Ten years later, he owned one of the country's biggest cable TV networks.
John Shawcross was at college, on the verge of taking up paleontology, when AIDS first began to make the news in a big way. As the epidemic snowballed, and the spiritual celebrities he most admired (his father included) began proclaiming the disease to be God's will, he found himself increasingly obsessed by it. In an age where the word miracle belonged to medicine and science, here was a plague, straight out of the Old Testament, destroying the wicked and sparing the righteous (give or take some haemophiliacs and transfusion recipients), proving to Shawcross beyond any doubt that sinners could be punished in this life, as well as in the next. This was, he decided, valuable in at least two ways: not only would sinners to whom damnation had seemed a remote and unproven threat now have a powerful, worldly reason to reform, but the righteous would be strengthened in their resolve by this unarguable sign of heavenly support and approval.
In short, the mere existence of AIDS made John Shawcross feel good, and he gradually became convinced that some kind of personal involvement with HIV, the AIDS virus, would make him feel even better. He lay awake at night, pondering God's mysterious ways, and wondering how he could get in on the act. AIDS research would be aimed at a cure, so how could he possibly justify involving himself with that?
Then, in the early hours of one cold morning, he was woken by sounds from the room next to his. Giggling, grunting, and the squeaking of bed springs. He wrapped his pillow around his ears and tried to go back to sleep, but the sounds could not be ignored - nor could the effect they wrought on his own fallible flesh. He masturbated for a while, on the pretext of trying to manually crush his unwanted erection, but stopped short of orgasm and lay, shivering, in a state of heightened moral perception. It was a different woman every week; he'd seen them leaving in the morning. He'd tried to counsel his fellow student, but had been mocked for his troubles. Shawcross didn't blame the poor young man; was it any wonder people laughed at the truth, when every movie, every book, every magazine, every rock song, still sanctioned promiscuity and perversion, making them out to be normal and good?

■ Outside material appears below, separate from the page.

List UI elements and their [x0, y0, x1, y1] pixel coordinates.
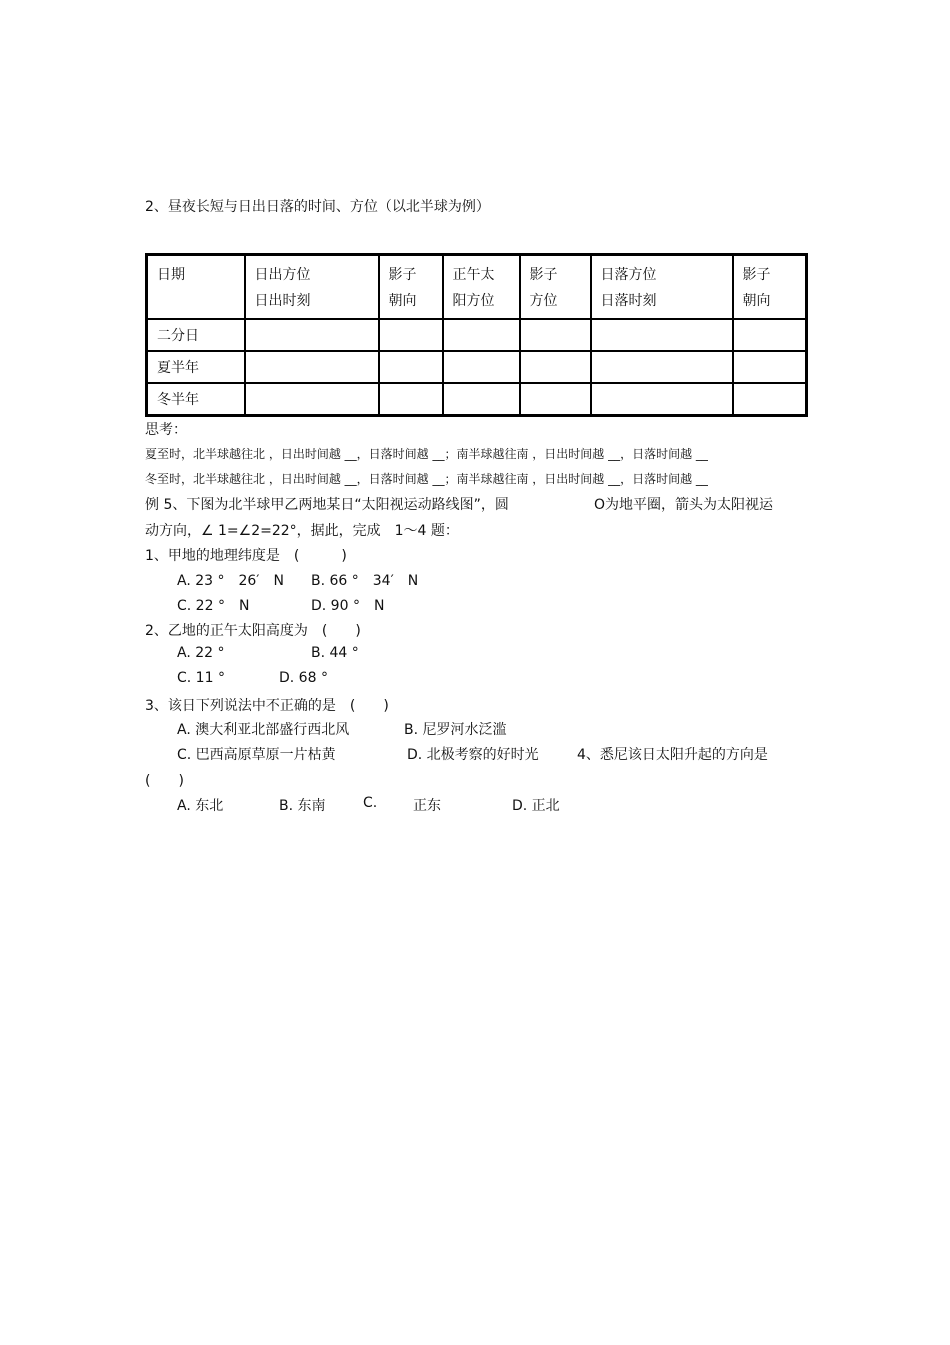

The fear of AIDS might have saved millions of sinners, but millions more still ignored it, absurdly convinced that their chosen partners could never be infected, or trusting in condoms to frustrate the will of God!
The trouble was, vast segments of the population had, in spite of their wantonness, remained uninfected, and the use of condoms, according to the studies he'd read, did seem to reduce the risk of transmission. These facts disturbed Shawcross a great deal. Why would an omnipotent God create an imperfect tool? Was it a matter of divine mercy? That was possible, he conceded, but it struck him as rather distasteful: sexual Russian roulette was hardly a fitting image of the Lord's capacity for forgiveness.
Or - Shawcross tingled all over as the possibility crystalised in his brain - might AIDS be no more than a mere prophetic shadow, hinting at a future plague a thousand times more terrible? A warning to the wicked to change their ways while they still had time? An example to the righteous as to how they might do His will?